I missed. I prepared well. I thought the lesson would work. I got up to the plate and I swung with all my might. But I missed. I’m not sure when I realized it. There have been times it was after I sat down. There have been moments when I realized while I was speaking that I wasn’t connecting but didn’t know how to correct it.
I’m not sure why I struck out. It could have been that I didn’t get enough sleep the night before. It could have been that “good sister” who always comes to me before the lesson with a “concern.” It might have been that the song leader sabotaged the lesson with songs that drug and drowned but didn’t enliven. It has been one of the other worship leaders and what they said or didn’t say. It may have been that the clock was too much into my mind - or not enough. I may have chased a rabbit or said something that got others chasing that guy. It could have been that offhanded comment of criticism that came last week but like a bad piece of grizzle I’ve not been able to get out of my mind.
I kick myself, experience a few horrid moments of self-hatred (and people think they are being tough on us when the are critical! We typically are our own worst critics) AND then I get back up and vow to do better next week, to prepare with more precision, to fix what was wrong and to go forward.
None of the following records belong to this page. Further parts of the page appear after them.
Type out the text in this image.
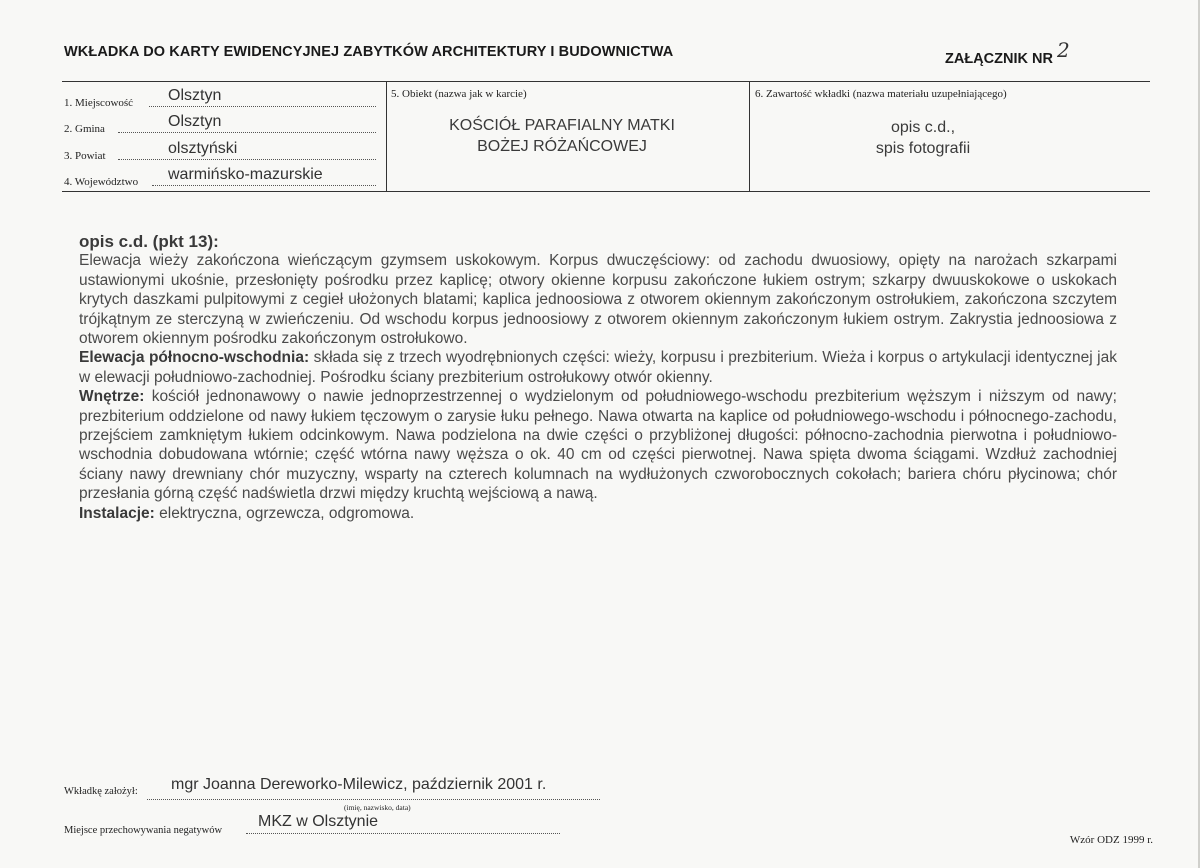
WKŁADKA DO KARTY EWIDENCYJNEJ ZABYTKÓW ARCHITEKTURY I BUDOWNICTWA	ZAŁĄCZNIK NR 2
1. Miejscowość Olsztyn
2. Gmina	Olsztyn
3. Powiat	olsztyński
4. Województwo warmińsko-mazurskie
5. Obiekt (nazwa jak w karcie)
KOŚCIÓŁ PARAFIALNY MATKI
BOŻEJ RÓŻAŃCOWEJ
6. Zawartość wkładki (nazwa materiału uzupełniającego)
opis c.d.,
spis fotografii
opis c.d. (pkt 13):

Elewacja wieży zakończona wieńczącym gzymsem uskokowym. Korpus dwuczęściowy: od zachodu dwuosiowy, opięty na narożach szkarpami ustawionymi ukośnie, przesłonięty pośrodku przez kaplicę; otwory okienne korpusu zakończone łukiem ostrym; szkarpy dwuuskokowe o uskokach krytych daszkami pulpitowymi z cegieł ułożonych blatami; kaplica jednoosiowa z otworem okiennym zakończonym ostrołukiem, zakończona szczytem trójkątnym ze sterczyną w zwieńczeniu. Od wschodu korpus jednoosiowy z otworem okiennym zakończonym łukiem ostrym. Zakrystia jednoosiowa z otworem okiennym pośrodku zakończonym ostrołukowo.

Elewacja północno-wschodnia: składa się z trzech wyodrębnionych części: wieży, korpusu i prezbiterium. Wieża i korpus o artykulacji identycznej jak w elewacji południowo-zachodniej. Pośrodku ściany prezbiterium ostrołukowy otwór okienny.

Wnętrze: kościół jednonawowy o nawie jednoprzestrzennej o wydzielonym od południowego-wschodu prezbiterium węższym i niższym od nawy; prezbiterium oddzielone od nawy łukiem tęczowym o zarysie łuku pełnego. Nawa otwarta na kaplice od południowego-wschodu i północnego-zachodu, przejściem zamkniętym łukiem odcinkowym. Nawa podzielona na dwie części o przybliżonej długości: północno-zachodnia pierwotna i południowo-wschodnia dobudowana wtórnie; część wtórna nawy węższa o ok. 40 cm od części pierwotnej. Nawa spięta dwoma ściągami. Wzdłuż zachodniej ściany nawy drewniany chór muzyczny, wsparty na czterech kolumnach na wydłużonych czworobocznych cokołach; bariera chóru płycinowa; chór przesłania górną część nadświetla drzwi między kruchtą wejściową a nawą.

Instalacje: elektryczna, ogrzewcza, odgromowa.

Wkładkę założył: mgr Joanna Dereworko-Milewicz, październik 2001 r.
(imię, nazwisko, data)
Miejsce przechowywania negatywów
MKZ w Olsztynie
Wzór ODZ 1999 r.
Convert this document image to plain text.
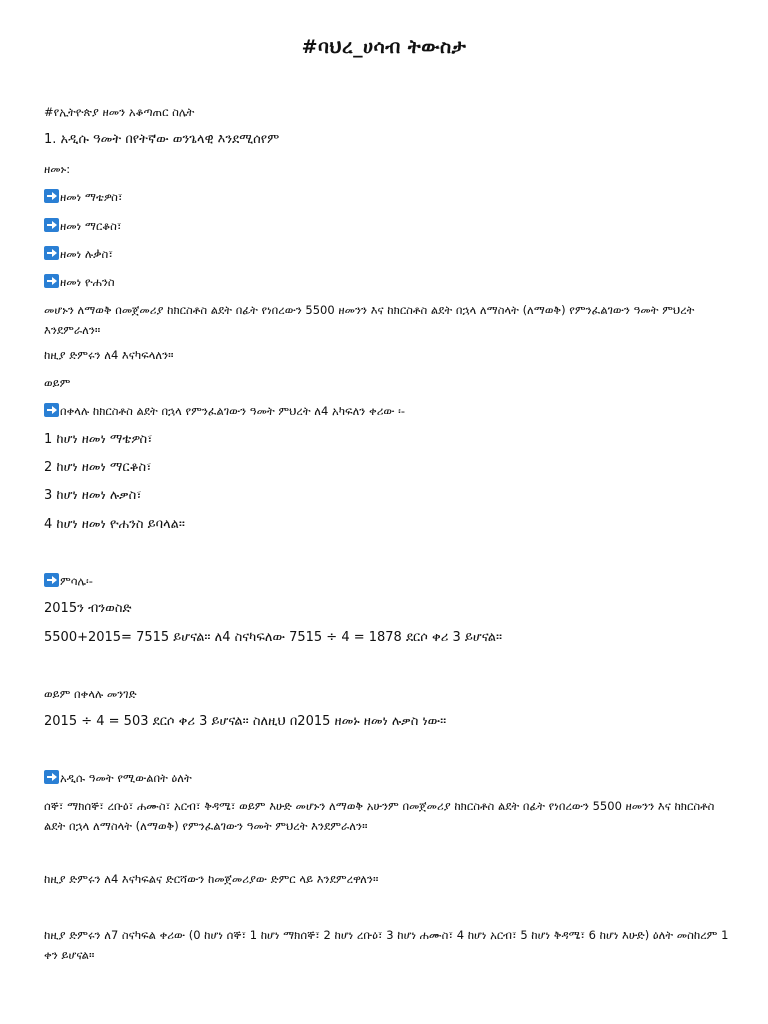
#ባህረ_ሀሳብ ትውስታ
#የኢትዮጵያ ዘመን አቆጣጠር ስሌት
1. አዲሱ ዓመት በየትኛው ወንጌላዊ እንደሚሰየም
ዘመኑ:
ዘመነ ማቴዎስ፣
ዘመነ ማርቆስ፣
ዘመነ ሉቃስ፣
ዘመነ ዮሐንስ
መሆኑን ለማወቅ በመጀመሪያ ከክርስቶስ ልደት በፊት የነበረውን 5500 ዘመንን እና ከክርስቶስ ልደት በኋላ ለማስላት (ለማወቅ) የምንፈልገውን ዓመት ምህረት እንደምራለን።
ከዚያ ድምሩን ለ4 እናካፍላለን።
ወይም
በቀላሉ ከክርስቶስ ልደት በኋላ የምንፈልገውን ዓመት ምህረት ለ4 አካፍለን ቀሪው ፡-
1 ከሆነ ዘመነ ማቴዎስ፣
2 ከሆነ ዘመነ ማርቆስ፣
3 ከሆነ ዘመነ ሉቃስ፣
4 ከሆነ ዘመነ ዮሐንስ ይባላል።
ምሳሌ፡-
2015ን ብንወስድ
5500+2015= 7515 ይሆናል። ለ4 ስናካፍለው 7515 ÷ 4 = 1878 ደርሶ ቀሪ 3 ይሆናል።
ወይም በቀላሉ መንገድ
2015 ÷ 4 = 503 ደርሶ ቀሪ 3 ይሆናል። ስለዚህ በ2015 ዘመኑ ዘመነ ሉቃስ ነው።
አዲሱ ዓመት የሚውልበት ዕለት
ሰኞ፣ ማክሰኞ፣ ረቡዕ፣ ሐሙስ፣ አርብ፣ ቅዳሜ፣ ወይም እሁድ መሆኑን ለማወቅ አሁንም በመጀመሪያ ከክርስቶስ ልደት በፊት የነበረውን 5500 ዘመንን እና ከክርስቶስ ልደት በኋላ ለማስላት (ለማወቅ) የምንፈልገውን ዓመት ምህረት እንደምራለን።
ከዚያ ድምሩን ለ4 እናካፍልና ድርሻውን ከመጀመሪያው ድምር ላይ እንደምረዋለን።
ከዚያ ድምሩን ለ7 ስናካፍል ቀሪው (0 ከሆነ ሰኞ፣ 1 ከሆነ ማክሰኞ፣ 2 ከሆነ ረቡዕ፣ 3 ከሆነ ሐሙስ፣ 4 ከሆነ አርብ፣ 5 ከሆነ ቅዳሜ፣ 6 ከሆነ እሁድ) ዕለት መስከረም 1 ቀን ይሆናል።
But then one of kids handed me a little note on their way out of the building. It was short and simple and rich and inspired (or at least inspiring): “I hope you preach for us another 53 years…if that’s possible. I love your preaching.”
Preacher. If you preach God’s Word someone is always blessed. God’s Word is alive. Sent forth is never returns void (Isaiah 55:11). What was a strikeout to you was just the Word needed to grow the faith, give heart to the hurting and life to another. Be encouraged.